Я пишу эти строки в тот момент, когда я считаю себя единомышленником, политическим другом Дана и являюсь его фактическим сотрудником по работе в Российской социал-демократической рабочей партии (меньшевиков). Мало того: я питаю надежду, почти уверенность, что мне суждено остаться его соратником и в будущем, чреватом новыми событиями мирового значения [Увы, этим надеждам не суждено было осуществиться. Через полтора года после написания этих строк мне пришлось разорвать с партией Дана и Мартова – в результате глубокого принципиального расхождения. О новых надеждах на будущее при таких условиях было бы говорить неуместно]. Но все это ни на йоту не притупляет во мне острого и горького сознания его прежних ошибок, точнее, его ошибки 17-го года.

О прошлом Дана теперь, когда наша борьба давно окончена, когда наше общее поражение общими ныне торжествующими противниками должно позволять спокойно и трезво оглядываться назад, – теперь в качестве политического друга Дана я думаю о его прошлом совершенно так же, как думал и в пылу битвы, когда Дан был моим злейшим политическим врагом. И сказать сейчас о его тогдашней роли я могу и должен то же самое, что говорил всегда.

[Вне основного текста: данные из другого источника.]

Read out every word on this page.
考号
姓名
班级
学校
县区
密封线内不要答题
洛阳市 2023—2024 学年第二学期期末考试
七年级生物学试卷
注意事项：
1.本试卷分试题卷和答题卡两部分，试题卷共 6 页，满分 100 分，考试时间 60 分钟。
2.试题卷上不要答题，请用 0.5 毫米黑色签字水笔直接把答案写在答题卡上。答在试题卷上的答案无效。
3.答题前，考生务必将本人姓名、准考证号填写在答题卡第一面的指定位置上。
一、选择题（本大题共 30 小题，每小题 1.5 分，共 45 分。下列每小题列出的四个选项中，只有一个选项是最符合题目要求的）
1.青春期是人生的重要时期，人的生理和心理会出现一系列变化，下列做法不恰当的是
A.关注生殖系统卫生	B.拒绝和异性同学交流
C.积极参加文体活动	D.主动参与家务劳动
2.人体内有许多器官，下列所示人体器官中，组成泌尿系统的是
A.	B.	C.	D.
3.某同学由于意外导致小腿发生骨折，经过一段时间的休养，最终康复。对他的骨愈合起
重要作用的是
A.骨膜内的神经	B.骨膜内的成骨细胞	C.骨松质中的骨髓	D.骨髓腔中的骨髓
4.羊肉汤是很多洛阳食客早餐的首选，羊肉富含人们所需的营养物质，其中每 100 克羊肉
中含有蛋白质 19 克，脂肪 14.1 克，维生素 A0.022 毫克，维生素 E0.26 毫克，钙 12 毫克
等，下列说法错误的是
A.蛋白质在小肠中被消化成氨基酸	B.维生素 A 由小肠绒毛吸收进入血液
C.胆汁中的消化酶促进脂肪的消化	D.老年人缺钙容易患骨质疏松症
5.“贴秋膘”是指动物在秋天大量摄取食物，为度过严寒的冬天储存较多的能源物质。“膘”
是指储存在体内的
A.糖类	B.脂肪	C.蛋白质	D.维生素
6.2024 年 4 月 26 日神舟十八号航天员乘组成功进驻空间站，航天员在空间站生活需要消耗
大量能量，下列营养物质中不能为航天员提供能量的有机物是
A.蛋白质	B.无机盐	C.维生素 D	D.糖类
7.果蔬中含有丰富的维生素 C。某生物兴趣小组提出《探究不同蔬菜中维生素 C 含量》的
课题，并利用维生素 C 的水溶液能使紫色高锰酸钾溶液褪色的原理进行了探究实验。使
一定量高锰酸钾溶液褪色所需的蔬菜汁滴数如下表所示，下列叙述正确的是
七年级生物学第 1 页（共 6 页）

Я не знаю, как справился бы с революцией Дан без Церетели в качестве лидера мужицко-обывательского, беспомощно-капитуляторского советского большинства. Я, признаться, не знаю и того, взял ли бы на себя Дан без Церетели это мало почтенное бремя, и даже не знаю, такова ли без Церетели была бы теоретическая линия Дана, которую он всенародно проводил на практике в 17-м году.

Но я твердо знаю, что Церетели был бы как без рук, если бы Дан не пошел с ним, или – не пошел бы за ним. И Церетели пришлось бы совсем плохо, если бы Дан удержался на циммервальдской, последовательно классовой позиции и пошел бы против Церетели... Увы! Конечной судьбы революции это не изменило бы: она зависела не от личностей, хотя бы самых гигантских, а от глубочайших причин, от общего характера революции и ее объективных рамок, от первоначально данного толчка, от «первородного греха» революции... Но все же роль Дана была настолько велика, что его позиция имела весьма существенное значение.

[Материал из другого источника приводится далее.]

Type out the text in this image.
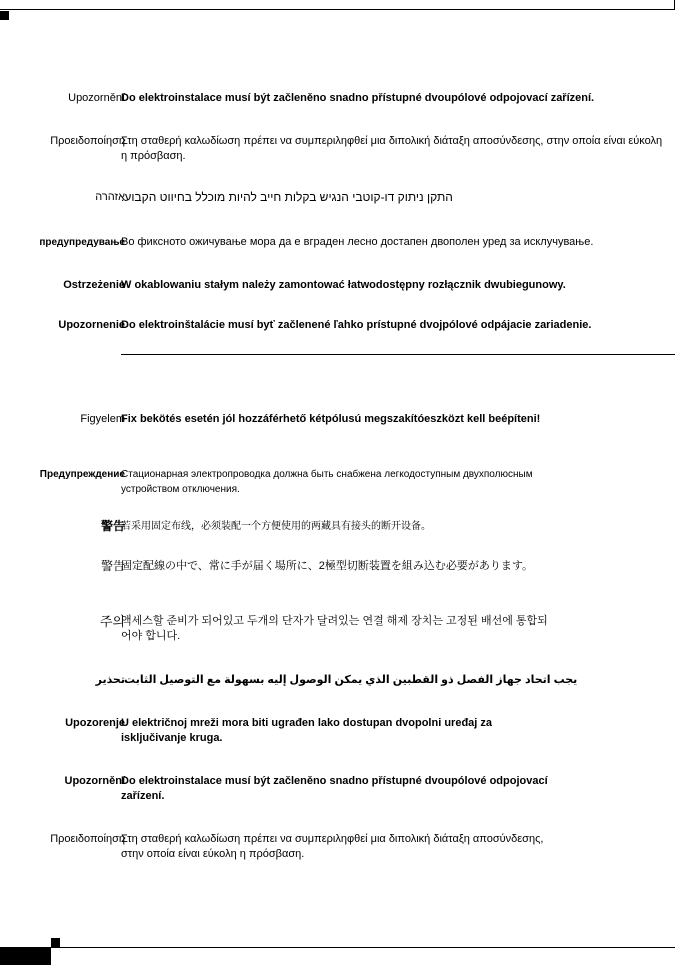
Upozornění
Do elektroinstalace musí být začleněno snadno přístupné dvoupólové odpojovací zařízení.
Προειδοποίηση
Στη σταθερή καλωδίωση πρέπει να συμπεριληφθεί μια διπολική διάταξη αποσύνδεσης, στην οποία είναι εύκολη η πρόσβαση.
אזהרה
התקן ניתוק דו-קוטבי הנגיש בקלות חייב להיות מוכלל בחיווט הקבוע.
предупредување
Во фиксното ожичување мора да е вграден лесно достапен двополен уред за исклучување.
Ostrzeżenie
W okablowaniu stałym należy zamontować łatwodostępny rozłącznik dwubiegunowy.
Upozornenie
Do elektroinštalácie musí byť začlenené ľahko prístupné dvojpólové odpájacie zariadenie.
Figyelem
Fix bekötés esetén jól hozzáférhető kétpólusú megszakítóeszközt kell beépíteni!
Предупреждение
Стационарная электропроводка должна быть снабжена легкодоступным двухполюсным устройством отключения.
警告
若采用固定布线，必须装配一个方便使用的两藏具有接头的断开设备。
警告
固定配線の中で、常に手が届く場所に、2極型切断装置を組み込む必要があります。
주의
액세스할 준비가 되어있고 두개의 단자가 달려있는 연결 해제 장치는 고정된 배선에 통합되어야 합니다.
تحذير
يجب اتحاد جهاز الفصل ذو القطبين الذي يمكن الوصول إليه بسهولة مع التوصيل الثابت.
Upozorenje
U električnoj mreži mora biti ugrađen lako dostupan dvopolni uređaj za isključivanje kruga.
Upozornění
Do elektroinstalace musí být začleněno snadno přístupné dvoupólové odpojovací zařízení.
Προειδοποίηση
Στη σταθερή καλωδίωση πρέπει να συμπεριληφθεί μια διπολική διάταξη αποσύνδεσης, στην οποία είναι εύκολη η πρόσβαση.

Несомненно, окажись Дан во главе советской левой оппозиции, сплоти он вокруг себя в качестве старого меньшевистского лидера левомарксистские элементы, потащи он за собой волей-неволей многих болотных правых меньшевиков, которые были рыхлы, беспомощны и не имели бы «куда деваться», изолируй он Церетели в среде советской социал-демократии, – и одно из крыльев правящего советского блока было бы дезорганизовано, имело бы совершенно иной удельный вес. Если бы Дан пошел против Церетели, а не пошел против Мартова, приехавшего только через месяц, когда судьба революции уже была вполне определена, если бы Дан выступил сначала вместо Мартова, а потом вместе с Мартовым, то он мог бы достигнуть чрезвычайно многого и значительно видоизменить соотношение сил внутри совета.

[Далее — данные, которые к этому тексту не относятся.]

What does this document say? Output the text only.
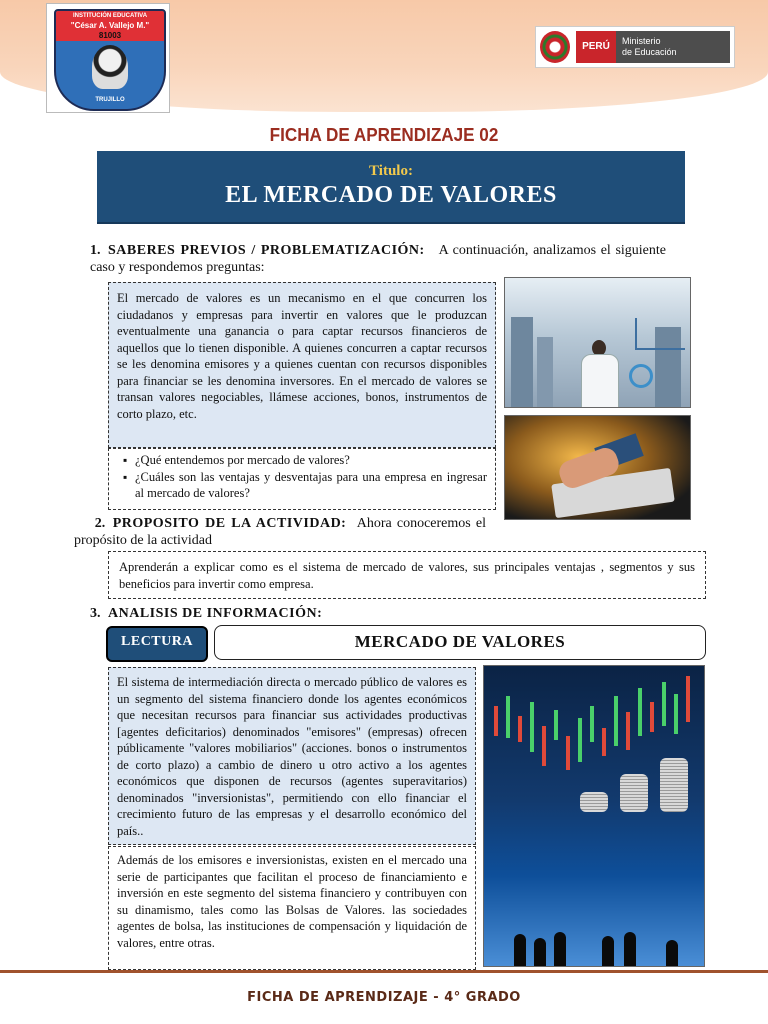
INSTITUCIÓN EDUCATIVA
"César A. Vallejo M."
81003
TRUJILLO
PERÚ	Ministerio
de Educación
FICHA DE APRENDIZAJE 02
Titulo:
EL MERCADO DE VALORES
1. SABERES PREVIOS / PROBLEMATIZACIÓN: A continuación, analizamos el siguiente caso y respondemos preguntas:
El mercado de valores es un mecanismo en el que concurren los ciudadanos y empresas para invertir en valores que le produzcan eventualmente una ganancia o para captar recursos financieros de aquellos que lo tienen disponible. A quienes concurren a captar recursos se les denomina emisores y a quienes cuentan con recursos disponibles para financiar se les denomina inversores. En el mercado de valores se transan valores negociables, llámese acciones, bonos, instrumentos de corto plazo, etc.
▪ ¿Qué entendemos por mercado de valores?
▪ ¿Cuáles son las ventajas y desventajas para una empresa en ingresar al mercado de valores?
2. PROPOSITO DE LA ACTIVIDAD: Ahora conoceremos el propósito de la actividad
Aprenderán a explicar como es el sistema de mercado de valores, sus principales ventajas , segmentos y sus beneficios para invertir como empresa.
3. ANALISIS DE INFORMACIÓN:
LECTURA	MERCADO DE VALORES
El sistema de intermediación directa o mercado público de valores es un segmento del sistema financiero donde los agentes económicos que necesitan recursos para financiar sus actividades productivas [agentes deficitarios) denominados "emisores" (empresas) ofrecen públicamente "valores mobiliarios" (acciones. bonos o instrumentos de corto plazo) a cambio de dinero u otro activo a los agentes económicos que disponen de recursos (agentes superavitarios) denominados "inversionistas", permitiendo con ello financiar el crecimiento futuro de las empresas y el desarrollo económico del país..
Además de los emisores e inversionistas, existen en el mercado una serie de participantes que facilitan el proceso de financiamiento e inversión en este segmento del sistema financiero y contribuyen con su dinamismo, tales como las Bolsas de Valores. las sociedades agentes de bolsa, las instituciones de compensación y liquidación de valores, entre otras.
FICHA DE APRENDIZAJE - 4° GRADO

Однако весь свой вес, все силы, все дарования Дан употребил во зло революции. Явившись столпом капитуляторской «линии совета», Дан не покидал этой линии до конца, до того момента, когда сомнения стали брать даже иных «мамелюков», когда «разумные» правые меньшевики, вроде Богданова, уже давно откололись от руководящего ядра Совета, когда пресловутая «линия» уже давно вышла за пределы элементарного здравого смысла, когда пропасть уже разверзлась перед самыми глазами, и крах можно было предотвратить только экстренной и радикальной переменой позиций... Даже и тут Дан продолжал линию капитуляции перед буржуазией.

Это – одна сторона дела. Другая – та, что Дан явился достойным соратником Церетели в области полного игнорирования воли широких масс, а в частности – в сфере примитивных и грубых приемов подавления советского меньшинства. С этими приемами мы встретимся в дальнейшем. Дан, по крайней мере в публичных, пленарных выступлениях, всегда защищал эти приемы, поддерживая и питая политику раскола советской демократии.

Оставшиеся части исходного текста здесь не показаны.